We are interested in molecular mechanisms underlying signal transduction and maintaining subcellular compartmentalization in vertebrate photoreceptor cells. Photoreceptors are sensory neurons responsible for the detection and primary processing of information entering the eye in the form of photons of light. Photoreceptors capture photons, generate a second messenger signal, translate this signal into a change in electrical activity and, finally, transmit this information to the secondary neurons in the retina through synaptic release. Because the overall function of these cells is so well defined and because they are uniquely suitable for study using modern multi-disciplinary approaches, from biochemistry to genetics, they are an almost unmatched model system for addressing fundamental issues in molecular and cellular neuroscience, as well as in cell signaling in general.

 

Currently, we pursue four major experimental directions.

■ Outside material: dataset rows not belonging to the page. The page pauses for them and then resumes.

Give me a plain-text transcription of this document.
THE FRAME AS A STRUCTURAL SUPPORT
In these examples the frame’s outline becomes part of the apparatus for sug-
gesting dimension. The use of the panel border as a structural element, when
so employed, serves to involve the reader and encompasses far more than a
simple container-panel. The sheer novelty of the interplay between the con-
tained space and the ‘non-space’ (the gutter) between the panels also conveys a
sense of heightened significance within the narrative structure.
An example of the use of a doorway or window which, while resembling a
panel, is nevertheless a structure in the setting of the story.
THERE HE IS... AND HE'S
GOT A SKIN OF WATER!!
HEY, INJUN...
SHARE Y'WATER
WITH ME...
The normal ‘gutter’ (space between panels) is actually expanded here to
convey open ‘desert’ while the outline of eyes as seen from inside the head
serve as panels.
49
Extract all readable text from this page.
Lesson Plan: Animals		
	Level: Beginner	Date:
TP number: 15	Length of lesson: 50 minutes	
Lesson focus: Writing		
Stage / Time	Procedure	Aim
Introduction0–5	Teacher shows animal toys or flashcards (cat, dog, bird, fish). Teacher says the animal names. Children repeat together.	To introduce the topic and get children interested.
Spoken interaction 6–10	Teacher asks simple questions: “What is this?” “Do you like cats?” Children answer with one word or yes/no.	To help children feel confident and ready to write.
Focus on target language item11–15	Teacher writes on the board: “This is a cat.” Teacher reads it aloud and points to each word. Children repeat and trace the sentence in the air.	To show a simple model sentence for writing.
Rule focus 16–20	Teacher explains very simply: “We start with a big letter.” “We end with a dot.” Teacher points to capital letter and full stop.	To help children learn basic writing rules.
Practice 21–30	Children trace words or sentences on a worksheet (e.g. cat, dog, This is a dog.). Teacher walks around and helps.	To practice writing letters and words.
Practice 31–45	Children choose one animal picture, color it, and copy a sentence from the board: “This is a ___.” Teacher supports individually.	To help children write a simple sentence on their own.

One is to understand molecular mechanisms responsible for the extremely high temporal resolution of our vision. Our focus is the interplay between the activation of G protein signaling by light and its rapid inactivation by specialized regulatory proteins. Another is to explore the biological role and cellular mechanisms of the recently discovered phenomenon of massive light-driven translocations of several major signaling proteins into and out of the light-sensitive compartment of the photoreceptor cell. Next, we are exploring the patterns of intracellular targeting of key membrane proteins to individual functional domains of the photoreceptor. Finally, we are engaged in proteomics studies, including both generation of large protein databases representing individual subcellular compartments of the photoreceptors and revealing novel patterns of protein-protein interactions.